Después
Esa mañana, los cubiertos no tienen por qué chocar entre sí hasta que asomen el cuchillo de untar con mango de marfil y la cucharita preferida, la grande, la de té.
La manteca y la mermelada pueden continuar tranquilamente su hibernación en la puerta de la heladera.
La plancha no debe esforzarse en hacer de tostadora.
La pava eléctrica no se ve obligada a soportar la frustración de sus burbujas, ansiosas por hervir y detenidas a punto de lograr su cometido.
El agua caliente no despabila al termo, que no tendrá que humillarse inclinándose en repetidas reverencias —sí, señor; sí, señor— ante el supremo mate.
No despiertan al mate a golpes y sacudidas, obligándolo a vaciarse para llenarlo otra vez, no le encajan la bombilla, y no ocupa su puesto, al borde de la bandeja.
La bandeja no carga ni mate, ni termo, ni platitos con manteca y mermelada, ni tostadas, ni cubiertos, ni servilletas.
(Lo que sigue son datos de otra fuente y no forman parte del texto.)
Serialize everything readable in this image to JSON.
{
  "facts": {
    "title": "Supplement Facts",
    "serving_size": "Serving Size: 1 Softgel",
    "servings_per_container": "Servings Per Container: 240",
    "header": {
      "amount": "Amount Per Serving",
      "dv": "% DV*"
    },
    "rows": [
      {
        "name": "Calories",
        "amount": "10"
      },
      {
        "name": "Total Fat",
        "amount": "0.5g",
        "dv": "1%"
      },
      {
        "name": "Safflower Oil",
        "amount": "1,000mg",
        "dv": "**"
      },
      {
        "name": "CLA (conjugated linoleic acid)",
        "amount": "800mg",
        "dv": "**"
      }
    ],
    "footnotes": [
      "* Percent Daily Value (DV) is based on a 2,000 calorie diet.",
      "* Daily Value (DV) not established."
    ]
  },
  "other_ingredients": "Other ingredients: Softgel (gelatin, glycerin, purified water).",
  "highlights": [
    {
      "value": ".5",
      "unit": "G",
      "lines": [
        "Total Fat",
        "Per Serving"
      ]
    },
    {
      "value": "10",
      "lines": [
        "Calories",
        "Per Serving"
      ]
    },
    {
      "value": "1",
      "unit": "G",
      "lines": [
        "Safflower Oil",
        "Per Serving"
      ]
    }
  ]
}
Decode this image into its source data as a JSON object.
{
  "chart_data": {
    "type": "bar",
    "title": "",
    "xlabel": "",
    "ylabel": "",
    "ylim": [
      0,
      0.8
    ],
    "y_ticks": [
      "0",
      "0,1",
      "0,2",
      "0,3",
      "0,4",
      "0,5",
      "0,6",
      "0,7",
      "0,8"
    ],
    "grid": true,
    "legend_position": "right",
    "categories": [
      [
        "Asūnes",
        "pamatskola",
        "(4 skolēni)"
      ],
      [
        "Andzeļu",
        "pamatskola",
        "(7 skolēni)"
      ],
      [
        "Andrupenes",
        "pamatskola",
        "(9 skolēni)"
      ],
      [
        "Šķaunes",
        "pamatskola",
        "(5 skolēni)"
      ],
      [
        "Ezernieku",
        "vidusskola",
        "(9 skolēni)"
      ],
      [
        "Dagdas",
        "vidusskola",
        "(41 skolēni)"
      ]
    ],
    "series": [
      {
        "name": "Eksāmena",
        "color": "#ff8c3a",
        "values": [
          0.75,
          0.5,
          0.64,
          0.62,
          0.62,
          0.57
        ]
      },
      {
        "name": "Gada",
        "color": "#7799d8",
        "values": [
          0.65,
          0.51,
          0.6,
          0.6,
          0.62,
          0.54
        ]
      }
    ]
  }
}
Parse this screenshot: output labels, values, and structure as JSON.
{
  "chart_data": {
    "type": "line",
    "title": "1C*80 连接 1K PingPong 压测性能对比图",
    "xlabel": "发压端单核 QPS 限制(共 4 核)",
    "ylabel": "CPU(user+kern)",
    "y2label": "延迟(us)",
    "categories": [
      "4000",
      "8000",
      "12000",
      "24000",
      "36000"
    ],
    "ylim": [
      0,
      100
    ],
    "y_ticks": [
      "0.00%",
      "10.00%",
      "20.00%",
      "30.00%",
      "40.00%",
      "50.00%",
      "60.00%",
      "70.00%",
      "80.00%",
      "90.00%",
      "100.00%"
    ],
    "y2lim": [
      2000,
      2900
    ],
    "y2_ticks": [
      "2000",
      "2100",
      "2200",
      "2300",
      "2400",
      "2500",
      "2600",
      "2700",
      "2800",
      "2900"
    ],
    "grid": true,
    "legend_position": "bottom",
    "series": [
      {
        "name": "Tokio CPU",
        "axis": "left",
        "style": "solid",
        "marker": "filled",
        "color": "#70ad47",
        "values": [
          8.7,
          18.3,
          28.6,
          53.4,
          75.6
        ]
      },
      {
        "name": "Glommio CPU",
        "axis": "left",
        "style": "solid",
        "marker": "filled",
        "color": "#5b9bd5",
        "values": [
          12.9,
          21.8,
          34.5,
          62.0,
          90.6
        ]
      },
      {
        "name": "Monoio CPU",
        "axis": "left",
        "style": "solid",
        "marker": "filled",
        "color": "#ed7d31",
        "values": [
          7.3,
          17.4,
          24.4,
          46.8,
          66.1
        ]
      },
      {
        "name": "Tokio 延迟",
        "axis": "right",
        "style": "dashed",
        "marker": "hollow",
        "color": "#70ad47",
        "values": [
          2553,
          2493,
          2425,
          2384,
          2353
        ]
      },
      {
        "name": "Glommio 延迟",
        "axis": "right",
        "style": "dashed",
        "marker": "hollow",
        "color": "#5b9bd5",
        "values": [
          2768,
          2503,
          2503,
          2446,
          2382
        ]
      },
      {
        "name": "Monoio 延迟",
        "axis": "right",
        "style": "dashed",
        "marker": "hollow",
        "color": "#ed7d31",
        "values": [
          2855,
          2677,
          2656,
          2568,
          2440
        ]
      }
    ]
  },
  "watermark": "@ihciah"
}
Y, por sobre todo, no sufre la rutina del plan de vuelo con aquellos pasajeros en el lomo: despegar de la cocina entre el humo agrio y azul, planear sobre las sillas del comedor, traspasar el estrecho hueco de la puerta del dormitorio, aterrizar en penumbras sobre los morros del acolchado.
En el comedor, un rayo del amanecer muestra una hilera de motas de polvo, que bailan mudas al compás de una música secreta. La luz choca contra un estante alto, donde presta resplandor a una radio, parapetada como un búho, con ojos de dial y de volumen bien abiertos. La radio emite un satisfactorio silencio. Y en la ausencia de aquella cháchara de noticias puede oírse, con toda claridad, el reloj que, como un director de orquesta, repiquetea la batuta de su segundero.
Sobre la mesa, brilla una taza. Y en la taza un negrísimo lago de café que no para de entibiarse. A pesar de que, en un momento, le llueve una rabiosa y caliente gota de agua salada.